PrlR dimerization also induces the GRB2-SOS-Ras-Raf-MEK-MAPK signaling cascade, ultimately activating several transcription factors necessary for cell cycle progression including Myc, c-Jun, and TCF. In addition, PLC-PKC and PI3K are also effectors of PrlR. PI3K activates the Akt/PKB pathway that ultimately contributes to cell survival. Numerous other proteins become tyrosine phosphorylated following activation of the PrlR, including the receptor itself, the SH2 containing adapter protein SHC, and IRS1. The SH2 domain containing SHP2 contributes to PrlR activation of β-casein. In immune cells, Prl induces the expression of an immediate early gene, IRF1, which regulates the expression of genes associated with the immune response. A number of mediators positively regulate Prl stimulation of IRF1 gene transcription. These include Prlinducible STAT1, the constitutive factor SP1, and the coactivator p300/CBP which enhances STAT1 activation of the IRF1 promoter.

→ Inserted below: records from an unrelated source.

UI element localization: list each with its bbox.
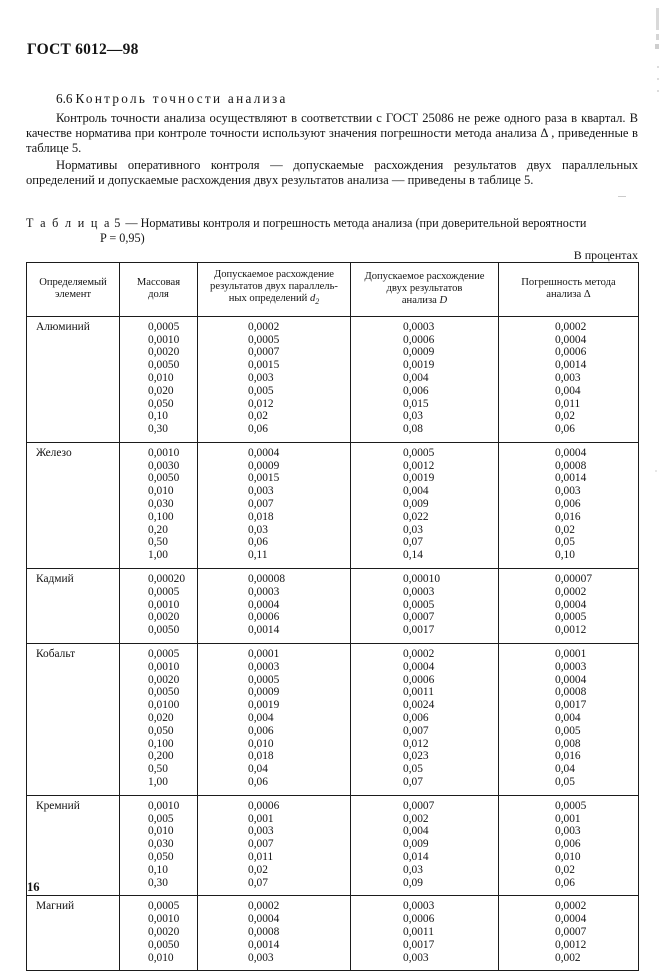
value: 0,0015 [248, 472, 280, 485]
value: 0,0001 [248, 648, 280, 661]
value: 0,03 [403, 410, 423, 423]
value: 0,0024 [403, 699, 435, 712]
value: 0,0008 [555, 459, 587, 472]
value: 0,20 [148, 523, 168, 536]
scan-artifact [655, 44, 659, 49]
cell-big-d [351, 795, 499, 896]
cell-d2 [198, 442, 351, 568]
value: 0,0003 [403, 320, 435, 333]
value: 0,005 [148, 812, 174, 825]
header-line: анализа [546, 288, 584, 300]
value: 0,0006 [403, 913, 435, 926]
value: 0,0014 [555, 359, 587, 372]
value: 0,011 [248, 851, 274, 863]
value: 0,007 [248, 498, 274, 511]
value: 0,0003 [403, 585, 435, 598]
paragraph-1: Контроль точности анализа осуществляют в соответствии с ГОСТ 25086 не реже одного раза в квартал. В качестве норматива при контроле точности используют значения погрешности метода анализа Δ , приведенные в таблице 5. [26, 111, 638, 156]
value: 0,04 [248, 763, 268, 776]
value: 0,0002 [248, 320, 280, 333]
value: 0,004 [248, 712, 274, 725]
value: 0,06 [555, 876, 575, 889]
value: 0,003 [555, 371, 581, 384]
scan-artifact [656, 8, 659, 30]
scan-artifact [657, 66, 659, 68]
value: 0,0019 [403, 359, 435, 372]
cell-mass-fraction [120, 795, 198, 896]
header-line: анализа [401, 294, 440, 306]
value: 0,0012 [403, 459, 435, 472]
value: 0,050 [148, 724, 174, 737]
column-header-delta [499, 263, 639, 317]
value: 0,006 [555, 498, 581, 511]
cell-mass-fraction [120, 569, 198, 644]
header-line: Допускаемое расхождение [364, 270, 485, 282]
value: 0,004 [403, 371, 429, 384]
cell-big-d [351, 896, 499, 971]
value: 0,0007 [555, 925, 587, 938]
header-line: Массовая [136, 276, 181, 288]
value: 0,010 [148, 951, 174, 964]
value: 0,0004 [555, 446, 587, 459]
cell-big-d [351, 442, 499, 568]
value: 0,030 [148, 498, 174, 511]
value: 0,0002 [248, 900, 280, 913]
value: 0,0012 [555, 624, 587, 637]
table-caption-text: Нормативы контроля и погрешность метода анализа (при доверительной вероятности [140, 216, 587, 230]
table-caption [26, 216, 638, 245]
header-line: результатов двух параллель- [210, 281, 338, 293]
value: 0,0007 [248, 346, 280, 359]
cell-big-d [351, 569, 499, 644]
column-header-big-d [351, 263, 499, 317]
scan-artifact [618, 196, 626, 197]
value: 0,00007 [555, 573, 593, 586]
cell-d2 [198, 569, 351, 644]
value: 0,020 [148, 384, 174, 397]
table-caption-confidence: P = 0,95) [100, 230, 145, 245]
value: 0,05 [403, 763, 423, 776]
value: 0,005 [555, 724, 581, 737]
value: 0,0010 [148, 333, 180, 346]
value: 0,001 [555, 812, 581, 825]
value: 0,003 [555, 485, 581, 498]
value: 0,0017 [403, 938, 435, 951]
value: 0,0007 [403, 799, 435, 812]
value: 0,0017 [555, 699, 587, 712]
value: 0,023 [403, 750, 429, 763]
value: 0,014 [403, 851, 429, 863]
value: 0,06 [248, 423, 268, 436]
value: 0,0003 [403, 900, 435, 913]
value: 0,04 [555, 763, 575, 776]
section-number: 6.6 [56, 91, 73, 106]
paragraph-2: Нормативы оперативного контроля — допускаемые расхождения результатов двух параллельных определений и допускаемые расхождения двух результатов анализа — приведены в таблице 5. [26, 157, 638, 187]
value: 0,0019 [403, 472, 435, 485]
value: 0,03 [403, 863, 423, 876]
value: 0,030 [148, 838, 174, 851]
cell-delta [499, 569, 639, 644]
value: 0,009 [403, 838, 429, 851]
value: 0,11 [248, 549, 268, 562]
value: 0,0020 [148, 673, 180, 686]
value: 0,0003 [248, 585, 280, 598]
value: 0,0005 [148, 320, 180, 333]
value: 0,0019 [248, 699, 280, 712]
cell-element-name: Магний [27, 896, 120, 971]
value: 0,016 [555, 510, 581, 523]
cell-delta [499, 442, 639, 568]
value: 0,00008 [248, 573, 286, 586]
value: 0,0009 [403, 346, 435, 359]
value: 0,0005 [403, 446, 435, 459]
value: 0,0017 [403, 624, 435, 637]
value: 0,0005 [248, 673, 280, 686]
value: 0,02 [555, 863, 575, 876]
value: 0,008 [555, 737, 581, 750]
value: 0,100 [148, 510, 174, 523]
value: 0,06 [248, 536, 268, 549]
value: 0,004 [555, 384, 581, 397]
value: 0,0002 [555, 320, 587, 333]
value: 0,050 [148, 851, 174, 863]
value: 0,0014 [248, 624, 280, 637]
value: 0,0015 [248, 359, 280, 372]
value: 0,0006 [248, 799, 280, 812]
value: 0,0004 [555, 673, 587, 686]
value: 0,07 [403, 536, 423, 549]
value: 0,0003 [248, 660, 280, 673]
cell-d2 [198, 896, 351, 971]
value: 0,0010 [148, 799, 180, 812]
table-row [27, 316, 639, 442]
cell-element-name: Алюминий [27, 316, 120, 442]
value: 0,003 [248, 371, 274, 384]
header-line: доля [148, 288, 169, 300]
value: 0,016 [555, 750, 581, 763]
value: 0,003 [403, 951, 429, 964]
value: 0,004 [555, 712, 581, 725]
cell-mass-fraction [120, 442, 198, 568]
value: 0,0009 [248, 459, 280, 472]
cell-d2 [198, 644, 351, 796]
value: 0,0050 [148, 472, 180, 485]
value: 0,010 [148, 485, 174, 498]
value: 0,010 [148, 371, 174, 384]
value: 0,0050 [148, 359, 180, 372]
scan-artifact [656, 34, 659, 40]
value: 0,0005 [148, 900, 180, 913]
value: 0,006 [403, 384, 429, 397]
value: 0,00010 [403, 573, 441, 586]
value: 0,0011 [403, 925, 434, 938]
symbol-d: d [310, 293, 316, 305]
value: 0,0004 [248, 446, 280, 459]
value: 0,007 [403, 724, 429, 737]
value: 0,0006 [555, 346, 587, 359]
value: 0,0012 [555, 938, 587, 951]
header-line: Определяемый [39, 276, 107, 288]
value: 0,05 [555, 776, 575, 789]
value: 0,0005 [148, 648, 180, 661]
table-caption-dash: — [125, 216, 138, 230]
value: 0,007 [248, 838, 274, 851]
value: 0,0005 [148, 585, 180, 598]
value: 0,0020 [148, 925, 180, 938]
value: 1,00 [148, 776, 168, 789]
body-text [26, 111, 638, 188]
section-title: Контроль точности анализа [75, 91, 288, 106]
value: 0,06 [248, 776, 268, 789]
cell-element-name: Железо [27, 442, 120, 568]
value: 0,003 [248, 485, 274, 498]
value: 0,0020 [148, 346, 180, 359]
value: 0,0010 [148, 446, 180, 459]
value: 0,0030 [148, 459, 180, 472]
table-row [27, 896, 639, 971]
cell-big-d [351, 316, 499, 442]
value: 0,009 [403, 498, 429, 511]
value: 0,006 [248, 724, 274, 737]
table-body [27, 316, 639, 971]
value: 0,03 [403, 523, 423, 536]
value: 0,02 [555, 523, 575, 536]
header-line: двух результатов [386, 282, 463, 294]
value: 0,0002 [555, 585, 587, 598]
cell-mass-fraction [120, 896, 198, 971]
value: 0,10 [148, 863, 168, 876]
value: 0,002 [403, 812, 429, 825]
value: 0,03 [248, 523, 268, 536]
value: 0,08 [403, 423, 423, 436]
value: 0,0020 [148, 611, 180, 624]
value: 0,0005 [555, 799, 587, 812]
column-header-d2 [198, 263, 351, 317]
value: 0,05 [555, 536, 575, 549]
scan-artifact [657, 90, 659, 92]
value: 0,050 [148, 397, 174, 410]
header-line: Допускаемое расхождение [213, 269, 334, 280]
value: 0,10 [148, 410, 168, 423]
value: 0,0050 [148, 686, 180, 699]
value: 0,0004 [555, 333, 587, 346]
column-header-mass-fraction [120, 263, 198, 317]
value: 0,002 [555, 951, 581, 964]
value: 0,30 [148, 876, 168, 889]
cell-d2 [198, 316, 351, 442]
value: 0,012 [403, 737, 429, 750]
value: 0,14 [403, 549, 423, 562]
value: 0,09 [403, 876, 423, 889]
value: 0,018 [248, 510, 274, 523]
value: 0,010 [248, 737, 274, 750]
value: 0,005 [248, 384, 274, 397]
value: 0,06 [555, 423, 575, 436]
value: 0,10 [555, 549, 575, 562]
value: 0,00020 [148, 573, 186, 586]
header-line: элемент [54, 288, 92, 300]
value: 0,0050 [148, 938, 180, 951]
cell-element-name: Кобальт [27, 644, 120, 796]
symbol-big-d: D [439, 294, 448, 306]
table-row [27, 442, 639, 568]
value: 0,0006 [403, 673, 435, 686]
value: 0,0009 [248, 686, 280, 699]
table-header-row [27, 263, 639, 317]
value: 0,200 [148, 750, 174, 763]
value: 0,0002 [403, 648, 435, 661]
value: 0,001 [248, 812, 274, 825]
value: 0,003 [555, 825, 581, 838]
value: 0,50 [148, 536, 168, 549]
table-row [27, 569, 639, 644]
standard-number-header: ГОСТ 6012—98 [27, 41, 139, 58]
value: 0,018 [248, 750, 274, 763]
value: 0,0004 [555, 598, 587, 611]
value: 0,0014 [248, 938, 280, 951]
value: 0,0004 [248, 913, 280, 926]
value: 0,0010 [148, 598, 180, 611]
scan-artifact [655, 470, 657, 472]
table-caption-number: 5 [114, 216, 121, 230]
cell-delta [499, 644, 639, 796]
value: 0,004 [403, 485, 429, 498]
value: 0,0010 [148, 913, 180, 926]
value: 0,0004 [555, 913, 587, 926]
symbol-delta: Δ [583, 288, 591, 300]
value: 0,0001 [555, 648, 587, 661]
value: 0,003 [248, 825, 274, 838]
value: 0,010 [555, 851, 581, 863]
value: 0,0006 [248, 611, 280, 624]
value: 0,0007 [403, 611, 435, 624]
value: 0,0005 [248, 333, 280, 346]
value: 0,0010 [148, 660, 180, 673]
units-note: В процентах [573, 248, 638, 262]
value: 0,0005 [403, 598, 435, 611]
value: 0,30 [148, 423, 168, 436]
header-line: Погрешность метода [521, 276, 616, 288]
header-line: ных определений [228, 293, 310, 305]
page-number: 16 [27, 880, 40, 894]
value: 0,004 [403, 825, 429, 838]
table-caption-label: Т а б л и ц а [26, 216, 112, 230]
value: 0,100 [148, 737, 174, 750]
value: 0,0003 [555, 660, 587, 673]
section-heading [56, 91, 288, 107]
value: 0,022 [403, 510, 429, 523]
value: 0,0100 [148, 699, 180, 712]
value: 0,0004 [248, 598, 280, 611]
value: 0,0002 [555, 900, 587, 913]
value: 0,015 [403, 397, 429, 410]
control-norms-table [26, 262, 639, 971]
value: 1,00 [148, 549, 168, 562]
value: 0,010 [148, 825, 174, 838]
cell-big-d [351, 644, 499, 796]
cell-delta [499, 316, 639, 442]
cell-d2 [198, 795, 351, 896]
value: 0,0011 [403, 686, 434, 699]
scan-artifact [657, 78, 659, 80]
value: 0,0008 [248, 925, 280, 938]
value: 0,020 [148, 712, 174, 725]
value: 0,012 [248, 397, 274, 410]
value: 0,011 [555, 397, 581, 410]
column-header-element [27, 263, 120, 317]
cell-mass-fraction [120, 644, 198, 796]
symbol-d-subscript: 2 [315, 297, 320, 307]
value: 0,02 [248, 863, 268, 876]
value: 0,02 [248, 410, 268, 423]
value: 0,003 [248, 951, 274, 964]
value: 0,02 [555, 410, 575, 423]
cell-delta [499, 896, 639, 971]
value: 0,0014 [555, 472, 587, 485]
value: 0,07 [403, 776, 423, 789]
cell-delta [499, 795, 639, 896]
value: 0,07 [248, 876, 268, 889]
value: 0,006 [403, 712, 429, 725]
cell-element-name: Кадмий [27, 569, 120, 644]
value: 0,006 [555, 838, 581, 851]
cell-mass-fraction [120, 316, 198, 442]
value: 0,0008 [555, 686, 587, 699]
value: 0,0050 [148, 624, 180, 637]
table-row [27, 644, 639, 796]
value: 0,50 [148, 763, 168, 776]
table-row [27, 795, 639, 896]
value: 0,0005 [555, 611, 587, 624]
value: 0,0006 [403, 333, 435, 346]
cell-element-name: Кремний [27, 795, 120, 896]
value: 0,0004 [403, 660, 435, 673]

The SOCS proteins contribute to down regulation of Prl signal transduction. Constitutive expression of SOCS1 and SOCS3 suppress Prl induced STAT5 dependent gene transcription and Jak2 tyrosine kinase activity is greatly reduced in the presence of SOCS1 or SOCS3, whereas SOCS2 is associated with the PrlR. The ability of Prl to act both as a survival (antiapoptotic) factor and as a mitogen has been associated with a number of different forms of cancer. It is also suggested that Prl isinvolved in the etiology of cystic fibrosis. Since hyperprolactinemia and hypoprolactinemia are both immunosuppressive, optimum physiological levels of circulating Prl are necessary to maintain basal immunocompetence. In humans, hyperprolactinemia is associated with amenorrhea, galactorrhea and impotence. The inhibitory effects on the reproductive processes may be due to both central and peripheral actions of Prl. In some women, elevated Prl is associated with a psychosomatic state of pseudo pregnancy.